The brain creates meaning out of what it sees and hears. This meaning is heavily influenced by the brain's emotional lens, by its ability to see value. "We respond more to things that matter to us," says Vaidya. "And for things to matter to us, our emotional circuitry has to be engaged." Vaidya studies such circuitry in mouse and rat models. Scientists can put electrodes into a rodent brain, genetically modulate its circuits, perturb the function of neurons in a specific part of the brain. So they can get a circuit-level understanding of specific things that happen in the rodent brain. However, they do not know whether such mechanism is transferred to the human brain.
For example, Vaidya wanted to know how psychedelics reduced anxiety. Her group gave psychedelics to a rodent and reproduced an anxiety-like behaviour in them (Psychedelic pacifiers). By delivering the drug to specific parts of the brain, an experiment that is possible on a rodent, they discovered that the drug action involved the ventral hippocampus. Through more experiments, they also identified the specific neurons in the hippocampus that are involved in the action of the drug.
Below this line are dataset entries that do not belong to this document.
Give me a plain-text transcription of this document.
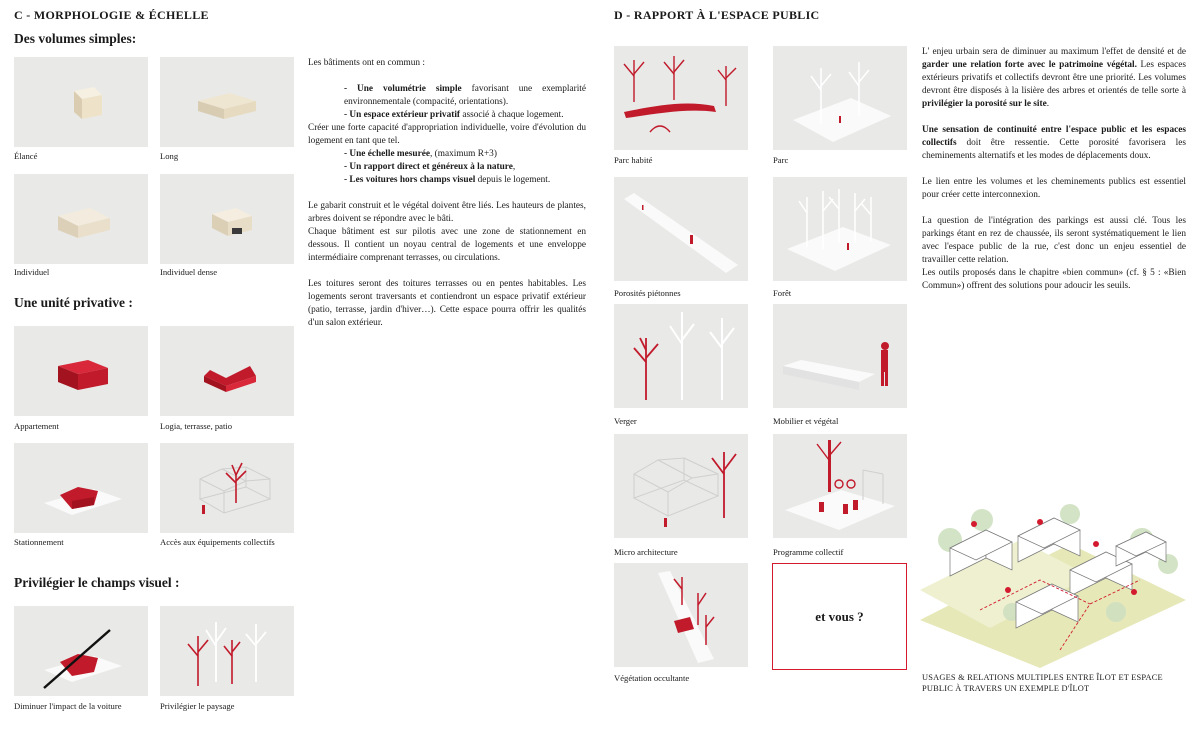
C - MORPHOLOGIE & ÉCHELLE
Des volumes simples:
Élancé	Long
Individuel	Individuel dense
Une unité privative :
Appartement	Logia, terrasse, patio
Stationnement	Accès aux équipements collectifs
Privilégier le champs visuel :
Diminuer l'impact de la voiture	Privilégier le paysage

Les bâtiments ont en commun :

- Une volumétrie simple favorisant une exemplarité environnementale (compacité, orientations).

- Un espace extérieur privatif associé à chaque logement.

Créer une forte capacité d'appropriation individuelle, voire d'évolution du logement en tant que tel.

- Une échelle mesurée, (maximum R+3)

- Un rapport direct et généreux à la nature,

- Les voitures hors champs visuel depuis le logement.

Le gabarit construit et le végétal doivent être liés. Les hauteurs de plantes, arbres doivent se répondre avec le bâti.

Chaque bâtiment est sur pilotis avec une zone de stationnement en dessous. Il contient un noyau central de logements et une enveloppe intermédiaire comprenant terrasses, ou circulations.

Les toitures seront des toitures terrasses ou en pentes habitables. Les logements seront traversants et contiendront un espace privatif extérieur (patio, terrasse, jardin d'hiver…). Cette espace pourra offrir les qualités d'un salon extérieur.

D - RAPPORT À L'ESPACE PUBLIC
Parc habité	Parc
Porosités piétonnes	Forêt
Verger	Mobilier et végétal
Micro architecture	Programme collectif
Végétation occultante
et vous ?

L' enjeu urbain sera de diminuer au maximum l'effet de densité et de garder une relation forte avec le patrimoine végétal. Les espaces extérieurs privatifs et collectifs devront être une priorité. Les volumes devront être disposés à la lisière des arbres et orientés de telle sorte à privilégier la porosité sur le site.

Une sensation de continuité entre l'espace public et les espaces collectifs doit être ressentie. Cette porosité favorisera les cheminements alternatifs et les modes de déplacements doux.

Le lien entre les volumes et les cheminements publics est essentiel pour créer cette interconnexion.

La question de l'intégration des parkings est aussi clé. Tous les parkings étant en rez de chaussée, ils seront systématiquement le lien avec l'espace public de la rue, c'est donc un enjeu essentiel de travailler cette relation.

Les outils proposés dans le chapitre «bien commun» (cf. § 5 : «Bien Commun») offrent des solutions pour adoucir les seuils.

USAGES & RELATIONS MULTIPLES ENTRE ÎLOT ET ESPACE PUBLIC À TRAVERS UN EXEMPLE D'ÎLOT
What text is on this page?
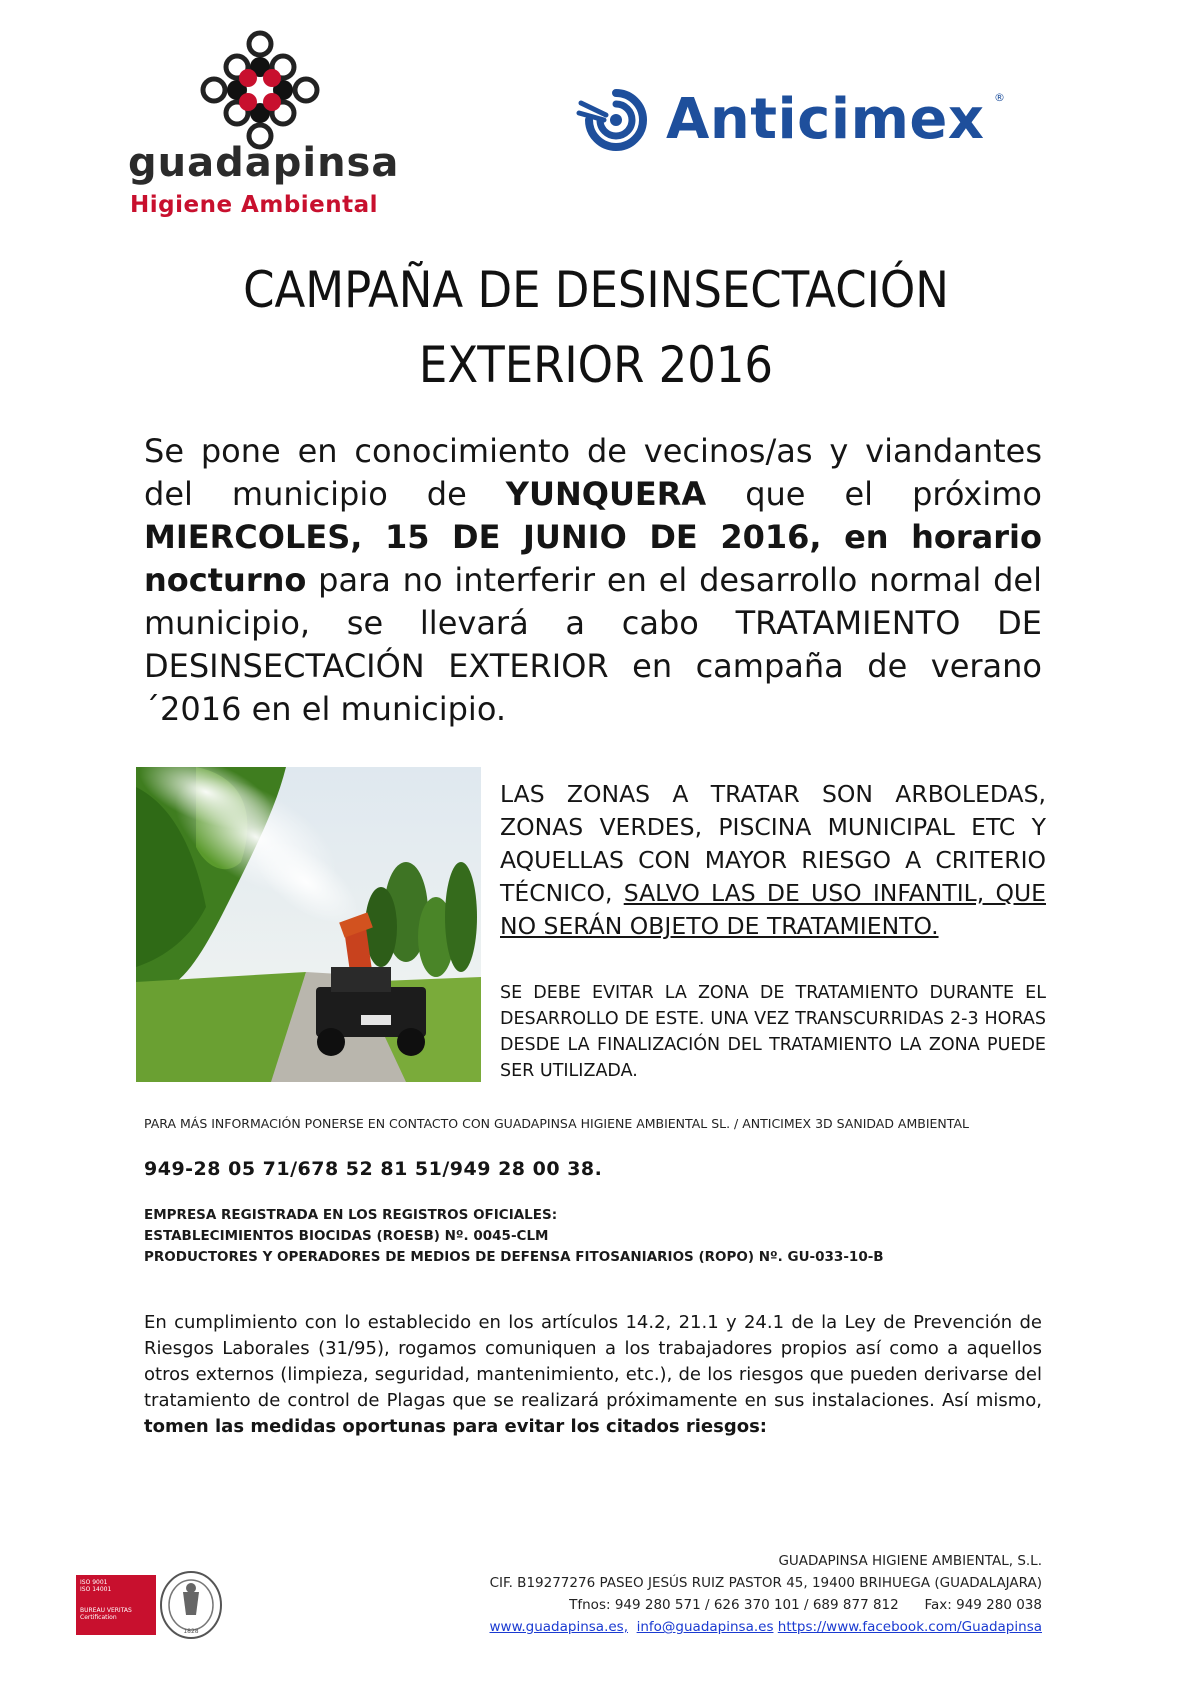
guadapinsa
Higiene Ambiental
Anticimex ®
CAMPAÑA DE DESINSECTACIÓN
EXTERIOR 2016
Se pone en conocimiento de vecinos/as y viandantes del municipio de YUNQUERA que el próximo MIERCOLES, 15 DE JUNIO DE 2016, en horario nocturno para no interferir en el desarrollo normal del municipio, se llevará a cabo TRATAMIENTO DE DESINSECTACIÓN EXTERIOR en campaña de verano´2016 en el municipio.
LAS ZONAS A TRATAR SON ARBOLEDAS, ZONAS VERDES, PISCINA MUNICIPAL ETC Y AQUELLAS CON MAYOR RIESGO A CRITERIO TÉCNICO, SALVO LAS DE USO INFANTIL, QUE NO SERÁN OBJETO DE TRATAMIENTO.
SE DEBE EVITAR LA ZONA DE TRATAMIENTO DURANTE EL DESARROLLO DE ESTE. UNA VEZ TRANSCURRIDAS 2-3 HORAS DESDE LA FINALIZACIÓN DEL TRATAMIENTO LA ZONA PUEDE SER UTILIZADA.
PARA MÁS INFORMACIÓN PONERSE EN CONTACTO CON GUADAPINSA HIGIENE AMBIENTAL SL. / ANTICIMEX 3D SANIDAD AMBIENTAL
949-28 05 71/678 52 81 51/949 28 00 38.
EMPRESA REGISTRADA EN LOS REGISTROS OFICIALES:
ESTABLECIMIENTOS BIOCIDAS (ROESB) Nº. 0045-CLM
PRODUCTORES Y OPERADORES DE MEDIOS DE DEFENSA FITOSANIARIOS (ROPO) Nº. GU-033-10-B
En cumplimiento con lo establecido en los artículos 14.2, 21.1 y 24.1 de la Ley de Prevención de Riesgos Laborales (31/95), rogamos comuniquen a los trabajadores propios así como a aquellos otros externos (limpieza, seguridad, mantenimiento, etc.), de los riesgos que pueden derivarse del tratamiento de control de Plagas que se realizará próximamente en sus instalaciones. Así mismo, tomen las medidas oportunas para evitar los citados riesgos:
ISO 9001
ISO 14001
BUREAU VERITAS
Certification
1828
GUADAPINSA HIGIENE AMBIENTAL, S.L.
CIF. B19277276 PASEO JESÚS RUIZ PASTOR 45, 19400 BRIHUEGA (GUADALAJARA)
Tfnos: 949 280 571 / 626 370 101 / 689 877 812      Fax: 949 280 038
www.guadapinsa.es, info@guadapinsa.es https://www.facebook.com/Guadapinsa
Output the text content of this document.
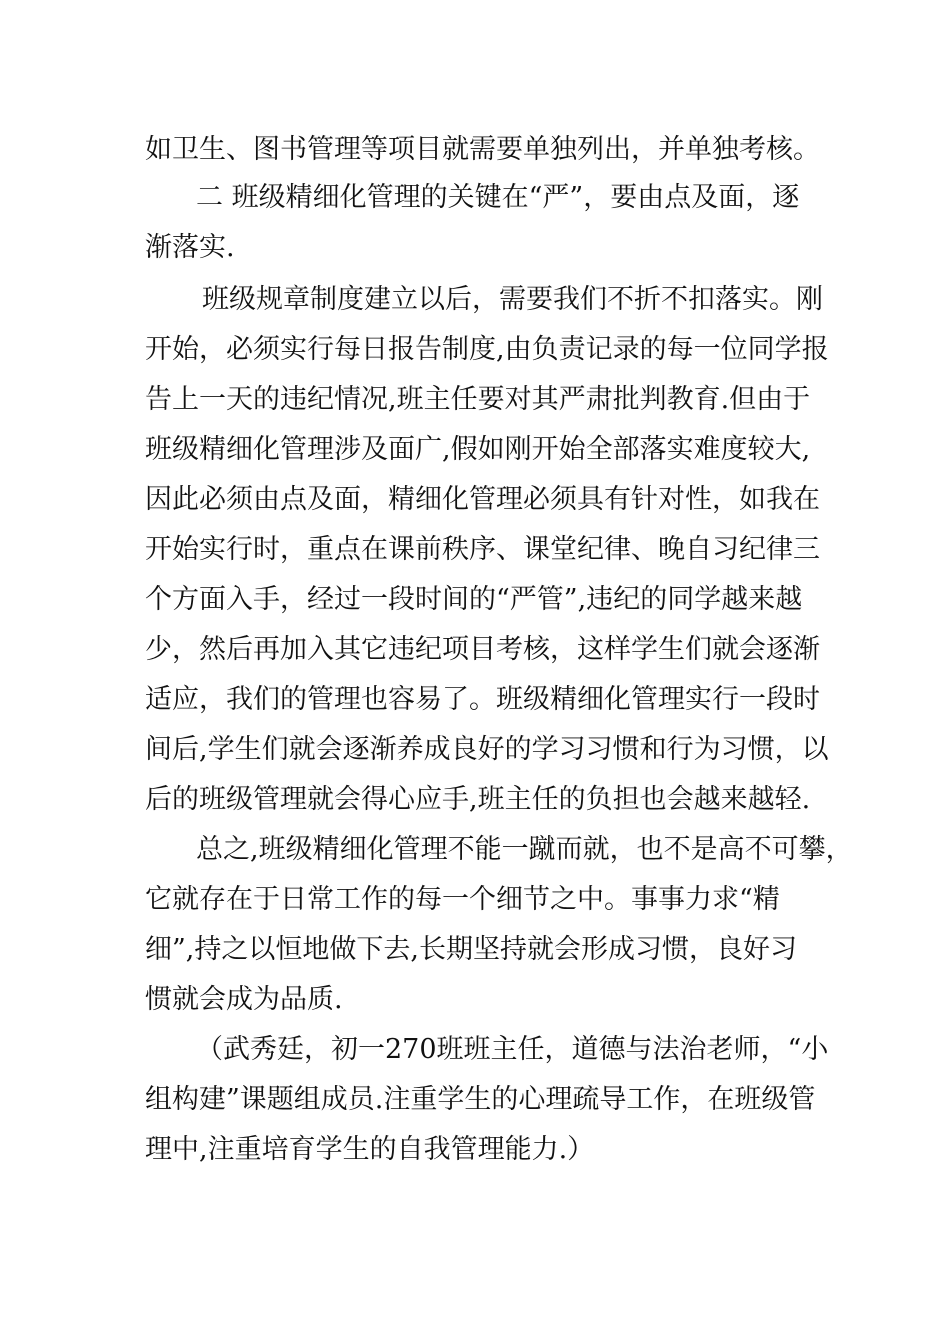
如卫生、图书管理等项目就需要单独列出，并单独考核。
二 班级精细化管理的关键在“严”，要由点及面，逐
渐落实.
班级规章制度建立以后，需要我们不折不扣落实。刚
开始，必须实行每日报告制度,由负责记录的每一位同学报
告上一天的违纪情况,班主任要对其严肃批判教育.但由于
班级精细化管理涉及面广,假如刚开始全部落实难度较大,
因此必须由点及面，精细化管理必须具有针对性，如我在
开始实行时，重点在课前秩序、课堂纪律、晚自习纪律三
个方面入手，经过一段时间的“严管”,违纪的同学越来越
少，然后再加入其它违纪项目考核，这样学生们就会逐渐
适应，我们的管理也容易了。班级精细化管理实行一段时
间后,学生们就会逐渐养成良好的学习习惯和行为习惯，以
后的班级管理就会得心应手,班主任的负担也会越来越轻.
总之,班级精细化管理不能一蹴而就，也不是高不可攀，
它就存在于日常工作的每一个细节之中。事事力求“精
细”,持之以恒地做下去,长期坚持就会形成习惯，良好习
惯就会成为品质.
（武秀廷，初一270班班主任，道德与法治老师，“小
组构建”课题组成员.注重学生的心理疏导工作，在班级管
理中,注重培育学生的自我管理能力.）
Then they reproduced the behaviour by perturbing those neurons in other ways, without giving the drug. The loop was now complete. None of this is possible in a monkey, let alone humans.
As more brains are scanned, the IIT Madras platform gives a foundation for Vaidya to ask similar questions. How do antidepressants like selective serotonin reuptake inhibitors (SSRIs) work? They do not work identically in everybody. There are 14 kinds of serotonin receptors in the brain, and the drug's action is governed by the specific combination of serotonin receptors in specific neurons. Once scientists have a cellular map at a high resolution, they can look for chemical signatures in specific neurons at specific ages of the brain. "I think the platform is now laid to ask those interesting questions," says Vaidya. "If the right people come together, the right magic happens, and (it) will allow interesting scientific questions to be asked in the context of the human brain."